Ses collègues s'esclaffèrent et il se maudit d'être tombé dans un piège si évident. Avec ces deux commères en possession d'une telle information, toute la ville saurait bientôt qui se cachait derrière le masque du Dovahkiin.
"Je me disais que c'était bizarre de déployer autant d'efforts pour retrouver une simple informatrice, reprit Stern d'un ton encore vibrant des restes de son hilarité, mais connaissant son pouvoir, je comprends qu'Ulfric ait voulu la recruter aussi tôt. En parlant de lui, fais gaffe quand tu rentreras; je crois que ça ne lui a pas plu de se faire rembarrer devant toute la garnison.

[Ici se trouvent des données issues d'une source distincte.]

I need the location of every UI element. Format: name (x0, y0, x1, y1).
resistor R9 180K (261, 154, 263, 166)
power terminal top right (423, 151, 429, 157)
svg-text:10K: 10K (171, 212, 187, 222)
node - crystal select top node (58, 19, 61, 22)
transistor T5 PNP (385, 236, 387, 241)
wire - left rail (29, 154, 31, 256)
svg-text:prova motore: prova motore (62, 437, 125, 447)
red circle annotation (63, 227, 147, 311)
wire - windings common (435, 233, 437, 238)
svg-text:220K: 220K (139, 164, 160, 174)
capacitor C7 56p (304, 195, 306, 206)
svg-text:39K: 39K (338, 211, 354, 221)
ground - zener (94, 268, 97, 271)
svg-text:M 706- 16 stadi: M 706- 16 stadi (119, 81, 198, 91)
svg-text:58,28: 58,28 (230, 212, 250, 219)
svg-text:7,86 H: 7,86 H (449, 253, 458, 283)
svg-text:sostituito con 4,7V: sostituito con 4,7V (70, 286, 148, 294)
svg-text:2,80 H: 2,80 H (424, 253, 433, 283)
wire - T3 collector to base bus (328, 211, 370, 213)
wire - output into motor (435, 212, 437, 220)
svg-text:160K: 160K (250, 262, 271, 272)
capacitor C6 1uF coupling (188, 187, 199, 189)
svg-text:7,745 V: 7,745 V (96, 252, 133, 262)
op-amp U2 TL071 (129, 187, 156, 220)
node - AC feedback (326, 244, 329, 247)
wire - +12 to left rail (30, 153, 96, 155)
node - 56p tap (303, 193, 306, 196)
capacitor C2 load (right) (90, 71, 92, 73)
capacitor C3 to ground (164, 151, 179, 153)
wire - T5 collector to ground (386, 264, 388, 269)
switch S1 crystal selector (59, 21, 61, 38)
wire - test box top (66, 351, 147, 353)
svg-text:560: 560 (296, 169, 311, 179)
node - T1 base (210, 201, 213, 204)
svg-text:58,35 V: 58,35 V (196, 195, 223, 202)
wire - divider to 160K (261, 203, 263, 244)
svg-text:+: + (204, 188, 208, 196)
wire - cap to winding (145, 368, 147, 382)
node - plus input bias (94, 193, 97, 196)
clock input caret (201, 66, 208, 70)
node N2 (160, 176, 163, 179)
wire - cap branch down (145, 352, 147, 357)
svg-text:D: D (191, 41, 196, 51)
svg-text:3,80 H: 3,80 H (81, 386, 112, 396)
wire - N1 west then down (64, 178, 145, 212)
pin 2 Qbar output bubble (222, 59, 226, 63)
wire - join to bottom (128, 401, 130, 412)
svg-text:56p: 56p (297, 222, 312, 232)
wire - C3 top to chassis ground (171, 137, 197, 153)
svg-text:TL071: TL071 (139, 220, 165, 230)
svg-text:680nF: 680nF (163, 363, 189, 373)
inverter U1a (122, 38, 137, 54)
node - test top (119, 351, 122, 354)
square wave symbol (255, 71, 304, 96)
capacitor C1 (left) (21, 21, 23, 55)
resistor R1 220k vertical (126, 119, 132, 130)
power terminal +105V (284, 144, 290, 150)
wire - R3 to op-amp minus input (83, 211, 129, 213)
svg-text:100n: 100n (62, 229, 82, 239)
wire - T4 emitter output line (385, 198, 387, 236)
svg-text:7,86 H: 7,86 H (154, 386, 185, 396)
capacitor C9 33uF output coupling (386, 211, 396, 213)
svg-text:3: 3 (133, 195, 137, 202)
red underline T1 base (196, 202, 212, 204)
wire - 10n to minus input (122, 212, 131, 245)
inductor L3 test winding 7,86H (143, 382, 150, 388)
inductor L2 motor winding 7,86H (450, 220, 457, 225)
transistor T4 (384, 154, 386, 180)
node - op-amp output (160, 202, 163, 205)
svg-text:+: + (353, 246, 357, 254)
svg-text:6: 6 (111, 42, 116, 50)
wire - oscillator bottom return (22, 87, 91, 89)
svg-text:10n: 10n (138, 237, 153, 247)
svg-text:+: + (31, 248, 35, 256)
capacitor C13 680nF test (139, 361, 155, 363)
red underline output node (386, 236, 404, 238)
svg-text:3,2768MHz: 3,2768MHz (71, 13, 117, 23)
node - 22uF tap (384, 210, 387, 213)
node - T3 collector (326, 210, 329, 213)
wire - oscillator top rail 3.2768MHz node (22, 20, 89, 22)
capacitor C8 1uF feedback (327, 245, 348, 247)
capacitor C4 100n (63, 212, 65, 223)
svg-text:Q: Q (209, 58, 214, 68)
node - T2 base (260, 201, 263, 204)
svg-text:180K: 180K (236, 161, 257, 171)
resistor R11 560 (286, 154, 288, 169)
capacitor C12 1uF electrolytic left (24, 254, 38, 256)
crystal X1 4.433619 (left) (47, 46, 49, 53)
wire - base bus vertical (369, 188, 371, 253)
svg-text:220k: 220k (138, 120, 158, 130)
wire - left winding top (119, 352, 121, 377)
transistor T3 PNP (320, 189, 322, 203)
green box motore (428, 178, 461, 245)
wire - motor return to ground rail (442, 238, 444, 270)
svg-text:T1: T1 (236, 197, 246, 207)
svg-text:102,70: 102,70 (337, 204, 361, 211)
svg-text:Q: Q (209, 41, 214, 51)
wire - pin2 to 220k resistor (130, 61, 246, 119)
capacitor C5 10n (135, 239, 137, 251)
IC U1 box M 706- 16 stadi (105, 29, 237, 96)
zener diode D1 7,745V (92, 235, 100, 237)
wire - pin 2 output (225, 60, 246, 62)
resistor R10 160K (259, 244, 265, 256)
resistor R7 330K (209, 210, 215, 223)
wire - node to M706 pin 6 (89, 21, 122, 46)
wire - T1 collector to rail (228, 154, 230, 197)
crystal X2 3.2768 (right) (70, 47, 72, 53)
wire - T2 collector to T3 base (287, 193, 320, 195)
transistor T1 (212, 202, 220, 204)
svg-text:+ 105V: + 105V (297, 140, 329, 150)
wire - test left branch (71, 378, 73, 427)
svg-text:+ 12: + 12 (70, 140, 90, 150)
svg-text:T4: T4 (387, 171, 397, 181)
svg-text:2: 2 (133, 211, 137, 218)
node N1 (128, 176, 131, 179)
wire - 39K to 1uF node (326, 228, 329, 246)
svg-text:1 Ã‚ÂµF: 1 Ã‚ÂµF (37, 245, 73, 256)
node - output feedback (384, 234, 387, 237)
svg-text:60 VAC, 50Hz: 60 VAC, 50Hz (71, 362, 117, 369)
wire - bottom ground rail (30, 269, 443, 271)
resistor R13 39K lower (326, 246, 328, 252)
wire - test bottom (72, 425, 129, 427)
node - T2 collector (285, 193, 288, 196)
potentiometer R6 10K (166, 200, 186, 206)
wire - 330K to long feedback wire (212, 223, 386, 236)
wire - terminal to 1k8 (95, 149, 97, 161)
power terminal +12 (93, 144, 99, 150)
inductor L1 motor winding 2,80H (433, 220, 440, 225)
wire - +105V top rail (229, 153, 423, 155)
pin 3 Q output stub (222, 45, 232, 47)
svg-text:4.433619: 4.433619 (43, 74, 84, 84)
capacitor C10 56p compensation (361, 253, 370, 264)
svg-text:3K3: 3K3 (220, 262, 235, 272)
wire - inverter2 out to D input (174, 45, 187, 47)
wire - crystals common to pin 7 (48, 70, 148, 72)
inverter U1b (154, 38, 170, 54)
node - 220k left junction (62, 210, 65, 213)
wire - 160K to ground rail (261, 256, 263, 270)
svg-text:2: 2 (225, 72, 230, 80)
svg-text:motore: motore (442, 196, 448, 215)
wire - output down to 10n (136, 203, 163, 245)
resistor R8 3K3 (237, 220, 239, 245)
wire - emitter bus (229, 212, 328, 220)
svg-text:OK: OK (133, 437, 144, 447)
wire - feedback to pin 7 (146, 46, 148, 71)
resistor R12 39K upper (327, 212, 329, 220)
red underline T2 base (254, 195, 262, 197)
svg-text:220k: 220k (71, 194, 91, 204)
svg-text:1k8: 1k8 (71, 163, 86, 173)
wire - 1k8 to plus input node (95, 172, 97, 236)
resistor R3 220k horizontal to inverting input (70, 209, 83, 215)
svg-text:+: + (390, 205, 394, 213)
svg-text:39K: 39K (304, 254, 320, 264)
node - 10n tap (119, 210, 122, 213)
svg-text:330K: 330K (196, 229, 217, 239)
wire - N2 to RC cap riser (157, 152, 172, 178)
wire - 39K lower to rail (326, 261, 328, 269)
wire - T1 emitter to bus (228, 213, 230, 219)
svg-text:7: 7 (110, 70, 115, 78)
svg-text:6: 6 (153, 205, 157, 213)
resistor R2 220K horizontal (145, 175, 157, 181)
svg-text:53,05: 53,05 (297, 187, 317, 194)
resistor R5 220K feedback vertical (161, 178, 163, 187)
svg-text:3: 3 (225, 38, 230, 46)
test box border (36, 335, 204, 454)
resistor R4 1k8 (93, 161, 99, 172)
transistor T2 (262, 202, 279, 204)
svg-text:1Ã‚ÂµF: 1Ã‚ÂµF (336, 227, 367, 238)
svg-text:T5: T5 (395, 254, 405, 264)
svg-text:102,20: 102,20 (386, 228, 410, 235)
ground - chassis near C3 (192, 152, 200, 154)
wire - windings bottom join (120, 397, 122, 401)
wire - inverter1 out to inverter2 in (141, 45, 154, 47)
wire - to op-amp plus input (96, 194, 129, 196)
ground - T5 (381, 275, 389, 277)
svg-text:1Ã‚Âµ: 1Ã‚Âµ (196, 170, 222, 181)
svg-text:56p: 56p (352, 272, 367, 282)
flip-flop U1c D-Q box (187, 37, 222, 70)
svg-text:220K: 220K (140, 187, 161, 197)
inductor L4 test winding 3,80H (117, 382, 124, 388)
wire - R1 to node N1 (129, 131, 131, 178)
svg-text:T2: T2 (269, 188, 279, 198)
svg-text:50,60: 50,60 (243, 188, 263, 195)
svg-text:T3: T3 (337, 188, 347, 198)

- Mais je n'y suis pour rien, couina Ralof, elle ne veut pas entendre parler de la guerre tant qu'Alduin vit. Qu'est-ce que je peux y faire ?
- Rien, j'imagine, mais c'est Ulfric qu'il faut convaincre, pas nous et… Tu as dit "Alduin" ?"
Ils frissonnèrent à l'unisson, blêmirent, échangèrent un coup d'œil hésitant et observèrent à nouveau leur ami d'un air maintenant désespéré.
"Le Dévoreur de Monde ?
- Sérieux ?
- Il est de retour ?
- La fin des temps est là !
- Oh, calmez-vous ! Souffla-t-il en regrettant son inaptitude à garder quoi que ce soit pour lui-même. Paniquer ne ferait qu'empirer la situation.
- Et qu'est-ce que tu proposes ? Grogna Kjald en tapant nerveusement du pied. Prier les divins pour qu'ils nous envoient un miracle ?
- Je crois qu'ils l'ont déjà fait." Répondit-il machinalement en observant la chambre de Siltafiir.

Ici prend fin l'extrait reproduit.